Comment 9 Joe Vlcek 2012-11-16 16:25:37 EST
(In reply to comment #8) > The bundling process in EC2 is under Amazon's control, not ours, so we can't > really improve that directly. I've heard arguments on both sides about what > to do about existing keys, and personally I agree that the keys should not > be overwritten. Sure but perhaps prior to creating the bundle the ssh keys should be removed. > A warning that they exist should be emitted though. No warning is currently issued. It's not clear what value logging that would be since the user would need to log into the instance to view the log and since they can't log it would be a bit of the: If a tree falls in a forest and no one is there does it make a noise. ;) > For 6.4, I'm fine with whatever cloud init decides to do, as long as the > behavior is consistent. Great. So can this bug be closed or changed to a low priority RFE to consider having a message written to the log when existing ssh keys are found?

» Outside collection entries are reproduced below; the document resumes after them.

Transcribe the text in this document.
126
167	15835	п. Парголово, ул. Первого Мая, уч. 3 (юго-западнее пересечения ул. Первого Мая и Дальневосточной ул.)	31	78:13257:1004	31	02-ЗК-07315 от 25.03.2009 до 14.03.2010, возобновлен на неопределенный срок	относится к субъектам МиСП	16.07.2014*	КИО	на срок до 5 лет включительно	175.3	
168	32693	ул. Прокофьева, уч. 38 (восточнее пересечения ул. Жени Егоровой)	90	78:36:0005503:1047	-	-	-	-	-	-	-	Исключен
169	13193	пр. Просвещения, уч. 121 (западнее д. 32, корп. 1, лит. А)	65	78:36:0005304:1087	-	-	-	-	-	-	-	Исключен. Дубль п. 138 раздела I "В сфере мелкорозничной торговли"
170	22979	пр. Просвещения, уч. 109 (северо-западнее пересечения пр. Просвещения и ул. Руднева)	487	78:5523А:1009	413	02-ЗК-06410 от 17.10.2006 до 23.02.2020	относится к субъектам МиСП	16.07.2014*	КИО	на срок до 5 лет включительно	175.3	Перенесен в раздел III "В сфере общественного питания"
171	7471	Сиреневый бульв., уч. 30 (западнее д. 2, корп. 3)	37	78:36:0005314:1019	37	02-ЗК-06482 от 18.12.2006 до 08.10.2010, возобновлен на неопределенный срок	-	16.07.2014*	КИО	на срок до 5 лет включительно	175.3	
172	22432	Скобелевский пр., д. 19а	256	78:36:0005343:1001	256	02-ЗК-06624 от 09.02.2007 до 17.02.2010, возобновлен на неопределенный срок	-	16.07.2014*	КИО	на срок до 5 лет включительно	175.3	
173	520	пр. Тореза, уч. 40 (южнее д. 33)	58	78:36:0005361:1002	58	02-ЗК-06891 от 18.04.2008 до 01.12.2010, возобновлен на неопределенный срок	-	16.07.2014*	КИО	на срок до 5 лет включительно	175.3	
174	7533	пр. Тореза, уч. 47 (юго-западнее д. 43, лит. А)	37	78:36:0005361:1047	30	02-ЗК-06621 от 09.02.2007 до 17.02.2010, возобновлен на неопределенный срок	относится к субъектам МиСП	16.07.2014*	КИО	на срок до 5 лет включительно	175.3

Comment 10 Jay Greguske 2012-11-16 16:45:21 EST
We cannot close the bug until 6.4 ships, we'll be using it to track that cloud-init does in fact land in the official RHEL AMIs. That's a Rel-Eng issue though, no action needs to be take on your part.
Comment 11 Joe Vlcek 2013-01-03 11:04:01 EST
(In reply to comment #10) > We cannot close the bug until 6.4 ships, we'll be using it to track that > cloud-init does in fact land in the official RHEL AMIs. That's a Rel-Eng > issue though, no action needs to be take on your part. So I will assign it to you, Jay Greguske, since no action on my part is required.
Comment 13 Steven Hardy 2013-03-20 07:53:53 EDT
Since no action required on my part (AFAICS) reassigning to firstname.lastname@example.org as per comment #11
Comment 14 Jay Greguske 2013-03-20 13:38:49 EDT
cloud-init shipped with 6.4 AMIs, we're taking its default behaviors with respect to ssh keys.